Sophie Calle

Meet the artist
Exhibition Highlights
Meet Sophie Calle (1953), one of the most intriguing and influential voices in the art world today. A French artist whose career spans five decades, Sophie wears many hats—writer, photographer, and even a bit of a detective. She is famous for following strangers and stepping into their private worlds to explore the big things that connect us all: love, loss, identity, and those messy human emotions like fear and embarrassment.
Sophie Calle is important because she transformed everyday life, intimacy, and personal investigation into a powerful artistic language.

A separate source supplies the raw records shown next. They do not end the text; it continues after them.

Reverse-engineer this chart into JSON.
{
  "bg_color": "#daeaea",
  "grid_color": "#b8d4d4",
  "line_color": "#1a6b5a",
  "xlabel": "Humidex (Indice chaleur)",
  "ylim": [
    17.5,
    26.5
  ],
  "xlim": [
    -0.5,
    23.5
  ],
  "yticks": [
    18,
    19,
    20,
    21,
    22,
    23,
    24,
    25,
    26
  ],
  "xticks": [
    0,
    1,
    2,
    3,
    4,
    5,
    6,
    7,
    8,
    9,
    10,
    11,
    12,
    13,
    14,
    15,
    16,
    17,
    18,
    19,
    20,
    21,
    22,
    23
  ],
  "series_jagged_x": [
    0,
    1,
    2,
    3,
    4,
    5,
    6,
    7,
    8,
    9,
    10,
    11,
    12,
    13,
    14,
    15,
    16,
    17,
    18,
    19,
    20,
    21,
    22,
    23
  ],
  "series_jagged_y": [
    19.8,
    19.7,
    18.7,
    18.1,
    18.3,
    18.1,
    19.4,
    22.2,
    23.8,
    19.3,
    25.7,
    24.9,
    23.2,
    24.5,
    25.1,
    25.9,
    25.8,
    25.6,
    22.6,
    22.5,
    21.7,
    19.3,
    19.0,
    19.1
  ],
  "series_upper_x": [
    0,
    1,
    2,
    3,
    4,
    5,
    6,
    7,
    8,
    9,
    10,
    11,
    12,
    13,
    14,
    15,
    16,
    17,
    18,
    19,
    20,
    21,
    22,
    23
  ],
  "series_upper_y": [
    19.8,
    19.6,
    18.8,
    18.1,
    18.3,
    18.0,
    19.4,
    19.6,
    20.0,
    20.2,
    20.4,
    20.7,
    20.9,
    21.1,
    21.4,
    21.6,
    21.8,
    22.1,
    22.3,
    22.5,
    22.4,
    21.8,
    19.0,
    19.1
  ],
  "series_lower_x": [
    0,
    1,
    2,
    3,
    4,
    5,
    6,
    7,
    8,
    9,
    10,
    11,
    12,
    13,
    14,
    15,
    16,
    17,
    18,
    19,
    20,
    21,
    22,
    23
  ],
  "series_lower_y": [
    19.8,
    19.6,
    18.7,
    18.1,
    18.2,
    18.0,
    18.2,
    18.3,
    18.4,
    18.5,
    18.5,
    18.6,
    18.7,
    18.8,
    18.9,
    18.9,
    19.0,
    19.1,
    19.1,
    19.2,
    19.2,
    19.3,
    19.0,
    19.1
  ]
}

Working across photography, text, installation, and performance, she blurs the boundaries between reality and fiction, often involving strangers, surveillance, and her own emotional experiences as raw material. Her work has been deeply influential in contemporary conceptual art, especially in how storytelling, identity, and vulnerability can function as rigorous artistic methods.
Her work is a fascinating mix of photography and personal storytelling. While her photos might look like straightforward evidence, the texts she pairs with them are anything but. They are heartfelt, funny, and deeply moving, often blurring the lines between what is real and what is imagined. Sophie loves to play with this tension between our public faces and our private lives, creating suspenseful scenarios that get right "under the skin" of her subjects.
This exhibition brings together Sophie’s newest creations alongside some of her most iconic older series. You’ll have the chance to experience "The Blind" (1986), a powerful project where she asked people born without sight to describe their personal vision of beauty. It’s a work that continues to spark conversation and debate today, much like Sophie herself.